Each week that Eva is here the bottle is twice as dusty as the week before. Each week that Eva comes here the bottle is completely full. Anyone except Eva might think that this bottle of Polish vodka is magic. But Eva’s father in Norway also has a magic bottle. Eva’s father once received a gift of very expensive Scotch whisky. Eva’s father drank all the expensive whisky himself. Then he refilled the bottle with cheap American whisky and served the cheap whisky from the expensive bottle to his friends. “People drink with their eyes,” Eva’s father told her. These days Shmuel can only drink with his eyes. He is a voyeur. The kibbutz doctor only allows him to watch others drink.

Shmuel smiles like a pervert as Eva raises the vodka to her lips. “L’bria!” he says, toasting Eva’s health with his own empty glass.

Eva looks at the watch on her wrist as she opens her mouth to drink. It’s late. Eva swallows the whole contents of the glass in one gulp. Too fast. Too, too fast. Swallowed so quickly the vodka tastes like kerosene.

The old man’s smile disappears. His bright eyes blink. Shmuel looks disappointed. Too fast, he agrees silently. There has been no pleasure for him in this.

Eva places the glass on the table. She stands up.

“Thank you,” she says. “I must go.”

Eva is already moving towards the door. The old man rises and says goodbye; he moves so slowly. He pulls open the door and Eva steps outside. The old man remembers to bow. The door is still open. Eva begins to run down the road. Shmuel remembers to bow but he has forgotten to be careful. A splash of color like a red-green-black-and-white rainbow passes over his head. The rainbow is the tafara.

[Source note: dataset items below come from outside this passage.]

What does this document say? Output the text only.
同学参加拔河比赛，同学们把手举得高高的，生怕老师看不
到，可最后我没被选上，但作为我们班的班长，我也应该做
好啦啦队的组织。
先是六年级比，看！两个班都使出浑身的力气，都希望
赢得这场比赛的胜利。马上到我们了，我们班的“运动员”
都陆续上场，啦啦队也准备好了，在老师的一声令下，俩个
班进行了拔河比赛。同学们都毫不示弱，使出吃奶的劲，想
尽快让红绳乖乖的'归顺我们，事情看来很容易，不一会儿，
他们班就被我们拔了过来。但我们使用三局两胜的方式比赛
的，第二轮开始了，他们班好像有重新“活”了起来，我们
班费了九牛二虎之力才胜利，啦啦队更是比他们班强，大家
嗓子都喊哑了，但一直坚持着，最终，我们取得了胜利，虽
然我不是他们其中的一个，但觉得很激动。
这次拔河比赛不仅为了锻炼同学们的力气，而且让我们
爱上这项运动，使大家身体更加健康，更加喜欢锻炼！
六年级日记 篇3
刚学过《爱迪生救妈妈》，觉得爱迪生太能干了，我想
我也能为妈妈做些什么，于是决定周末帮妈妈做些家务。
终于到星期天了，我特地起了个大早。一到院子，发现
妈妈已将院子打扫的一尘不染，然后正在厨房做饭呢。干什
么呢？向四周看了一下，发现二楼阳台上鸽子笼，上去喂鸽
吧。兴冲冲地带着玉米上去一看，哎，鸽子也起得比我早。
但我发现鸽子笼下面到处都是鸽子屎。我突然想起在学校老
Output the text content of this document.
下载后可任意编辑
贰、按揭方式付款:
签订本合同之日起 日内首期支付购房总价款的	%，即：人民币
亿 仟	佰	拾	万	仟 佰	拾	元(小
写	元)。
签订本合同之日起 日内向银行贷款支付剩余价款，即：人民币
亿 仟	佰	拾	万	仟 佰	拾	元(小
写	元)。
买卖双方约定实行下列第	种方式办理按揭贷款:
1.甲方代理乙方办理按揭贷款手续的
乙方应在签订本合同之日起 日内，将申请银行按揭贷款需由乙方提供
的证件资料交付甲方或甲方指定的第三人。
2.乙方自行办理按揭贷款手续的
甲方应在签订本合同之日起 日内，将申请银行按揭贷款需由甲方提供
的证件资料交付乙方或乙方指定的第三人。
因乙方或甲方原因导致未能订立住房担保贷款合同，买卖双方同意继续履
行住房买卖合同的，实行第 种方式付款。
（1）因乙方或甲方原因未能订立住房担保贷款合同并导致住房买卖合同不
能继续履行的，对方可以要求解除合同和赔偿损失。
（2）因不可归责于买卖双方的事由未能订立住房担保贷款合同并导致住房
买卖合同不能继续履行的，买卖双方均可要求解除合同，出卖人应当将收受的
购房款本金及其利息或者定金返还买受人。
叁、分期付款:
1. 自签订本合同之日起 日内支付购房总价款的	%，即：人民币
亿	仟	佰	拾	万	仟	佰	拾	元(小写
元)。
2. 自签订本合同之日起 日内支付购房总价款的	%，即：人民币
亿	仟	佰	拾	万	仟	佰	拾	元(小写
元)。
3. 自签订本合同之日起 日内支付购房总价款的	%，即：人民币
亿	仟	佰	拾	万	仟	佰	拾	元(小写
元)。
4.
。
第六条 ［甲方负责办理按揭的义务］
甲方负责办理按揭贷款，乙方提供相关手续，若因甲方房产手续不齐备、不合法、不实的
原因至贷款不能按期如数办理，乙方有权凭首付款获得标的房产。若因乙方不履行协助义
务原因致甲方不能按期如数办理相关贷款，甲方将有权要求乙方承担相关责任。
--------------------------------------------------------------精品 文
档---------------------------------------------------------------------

The bird flies to the big cedar tree in the center of the front yard. The old man comes outside and stands on his new lawn where yellow flowers are beginning to bloom.

Eva turns around. She looks up. The bird is high on a branch in the tree. The bird is looking down at the head of the old man. The bird shits once more.

The shit falls at the old man’s feet, as the bird begins to sing.